|2019 Cornaro Scholar|
Meet Our 2019 Cornaro Scholar
II Vice President Betsy Shortle, Chair of the Cornaro Scholarship Committee, announced the winner of the 2019 KGP scholarship competition at the Convention banquet on June 22. The prestigious Cornaro Scholarship—open only to Kappa members—is used for graduate expenses at any accredited university.
Our Cornaro Scholar for 2019 is Sarah Kathleen Knapp (Madonna University, MI, ’19). Sarah is from Livonia, Michigan, where she received her undergraduate degree in biology from Madonna University and will pursue a Master of Public Health from the University of Michigan. Her desire to earn this degree is to help others develop behaviors to prevent diseases and improve their quality of life. While she worked in a local hospital emergency department, she learned firsthand about flaws within the healthcare system. Her goal is to take skills she will obtain from this Master’s program to improve the lives of the vulnerable. She is committed to using her leadership skills, servant heart and education“ to graft solutions and to better the lives of populations suffering from health disparities.” She also desires to collaborate with healthcare providers in interprofessional education settings to develop a more holistic approach to treating all patients.

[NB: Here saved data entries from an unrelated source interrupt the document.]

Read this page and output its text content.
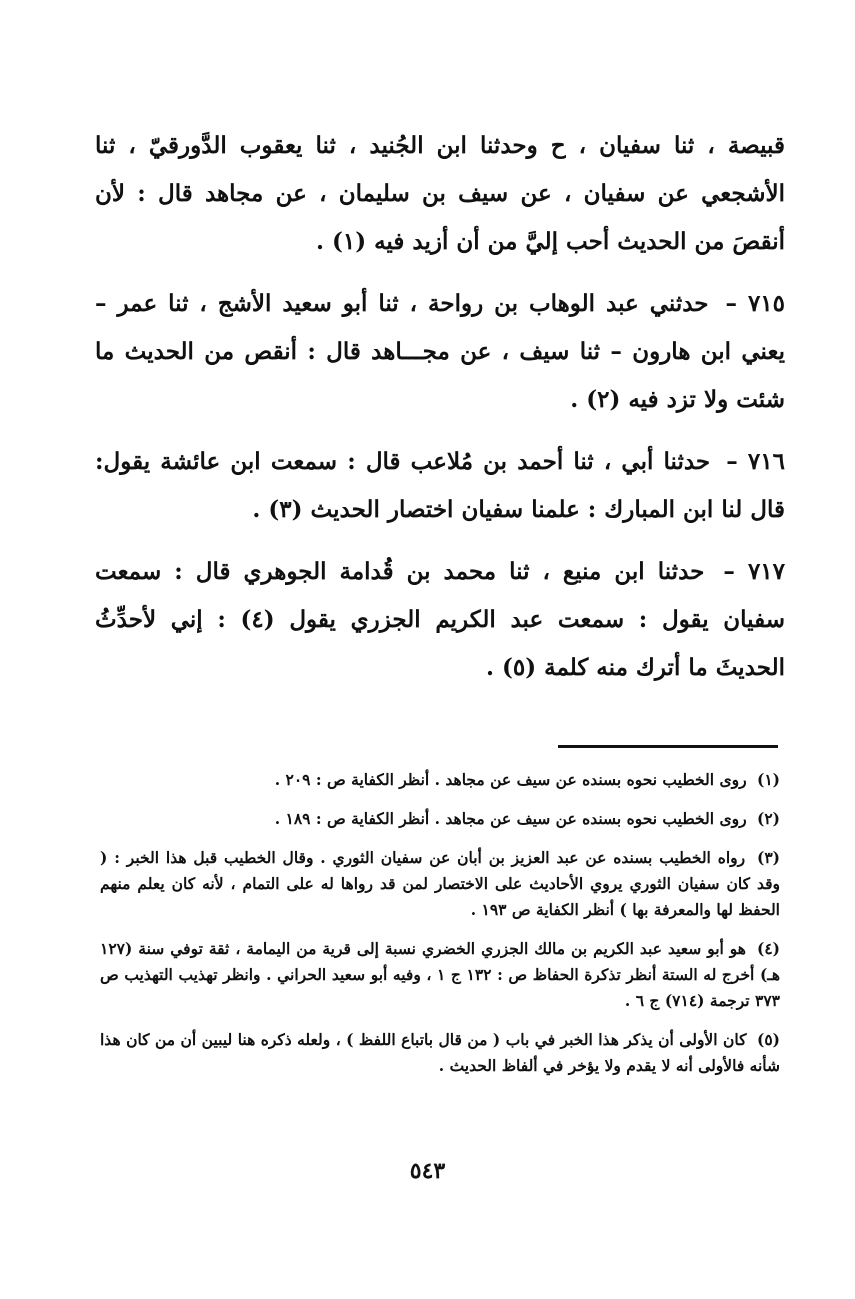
قبيصة ، ثنا سفيان ، ح وحدثنا ابن الجُنيد ، ثنا يعقوب الدَّورقيّ ، ثنا الأشجعي عن سفيان ، عن سيف بن سليمان ، عن مجاهد قال : لأن أنقصَ من الحديث أحب إليَّ من أن أزيد فيه (١) .

٧١٥ – حدثني عبد الوهاب بن رواحة ، ثنا أبو سعيد الأشج ، ثنا عمر – يعني ابن هارون – ثنا سيف ، عن مجـــاهد قال : أنقص من الحديث ما شئت ولا تزد فيه (٢) .

٧١٦ – حدثنا أبي ، ثنا أحمد بن مُلاعب قال : سمعت ابن عائشة يقول: قال لنا ابن المبارك : علمنا سفيان اختصار الحديث (٣) .

٧١٧ – حدثنا ابن منيع ، ثنا محمد بن قُدامة الجوهري قال : سمعت سفيان يقول : سمعت عبد الكريم الجزري يقول (٤) : إني لأحدِّثُ الحديثَ ما أترك منه كلمة (٥) .

(١) روى الخطيب نحوه بسنده عن سيف عن مجاهد . أنظر الكفاية ص : ٢٠٩ .

(٢) روى الخطيب نحوه بسنده عن سيف عن مجاهد . أنظر الكفاية ص : ١٨٩ .

(٣) رواه الخطيب بسنده عن عبد العزيز بن أبان عن سفيان الثوري . وقال الخطيب قبل هذا الخبر : ( وقد كان سفيان الثوري يروي الأحاديث على الاختصار لمن قد رواها له على التمام ، لأنه كان يعلم منهم الحفظ لها والمعرفة بها ) أنظر الكفاية ص ١٩٣ .

(٤) هو أبو سعيد عبد الكريم بن مالك الجزري الخضري نسبة إلى قرية من اليمامة ، ثقة توفي سنة (١٢٧ هـ) أخرج له الستة أنظر تذكرة الحفاظ ص : ١٣٢ ج ١ ، وفيه أبو سعيد الحراني . وانظر تهذيب التهذيب ص ٣٧٣ ترجمة (٧١٤) ج ٦ .

(٥) كان الأولى أن يذكر هذا الخبر في باب ( من قال باتباع اللفظ ) ، ولعله ذكره هنا ليبين أن من كان هذا شأنه فالأولى أنه لا يقدم ولا يؤخر في ألفاظ الحديث .

٥٤٣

About her volunteer work and leadership experience, Sarah wrote in her Cornaro application:
“Through my roles as president and founder of the Biological and Health Sciences Club and vice president of the National Society of Collegiate Scholars, I have coordinated a variety of service projects with the Felician Sister Ministries including St. Joseph Mercy Care Center, the former Ladywood High School where I graduated, and the Montessori Center of Our Lady. Growing up being taught by Felician Sisters, and having the opportunity to attend school in Felician-sponsored ministries, it is important to give back to the Sisters and help inspire other students to do the same.
“Since freshman year, I have been involved in Ford Community Corps (FCC), which supports student initiatives aimed at improving quality of life within the community by pairing students with local nonprofit organizations. I lead a team in implementing our program, Team Science, for the afterschool programs within St. Vincent Sarah Fischer (SVSF) in Detroit. At SVSF, I teach weekly supplemental science lessons to elementary-aged children from underserved communities who are victims of the area’s growing education gap.
“For four years, I have volunteered as a CYO softball coach for St. Damian (my former parish and grade school) and for the Livonia Junior Athletic League (LJAL), which was the first fastpitch softball team I played for. It is my goal as a coach to teach developing athletes in my community the fundamentals of softball and the importance of good sportsmanship, teamwork and a strong work ethic. Coaching demands leadership, discipline and accountability; and I work to provide an example of that to my athletes.”
About her career aspirations, Sarah is pursuing a Master of Public Health to “obtain the dynamic skillset needed to analyze socioeconomic health behaviors and develop health interventions to prevent disease and improve quality of life for vulnerable populations. This drive to improve the health of the vulnerable stems from my strong Catholic upbringing and the values of the faith instilled within me.
“Through my work in my local hospital’s emergency department, I witnessed the structural flaws within our healthcare system and the negative effects of our policies, inadequate patient and interprofessional education, and insufficient resources on the health of vulnerable populations within my community. It was this acquired knowledge and exposure to healthcare, interprofessional networking and patient interaction that showed me that clinical treatment wasn’t enough. As I encountered patients being readmitted to the emergency department with the same chief complaints, I began to question the bigger picture. The patients of vulnerable populations are living in a continuous cycle of their environment; failing to receive the right care and support…The uncertainty of clinical medicine is not fully satisfying as I look to how can we prevent these issues in the first place. I do not want to see patients on a treatment basis or simply manage their disease, but rather assess their lifestyles and behaviors to implement resources that manage the social determinants of health.”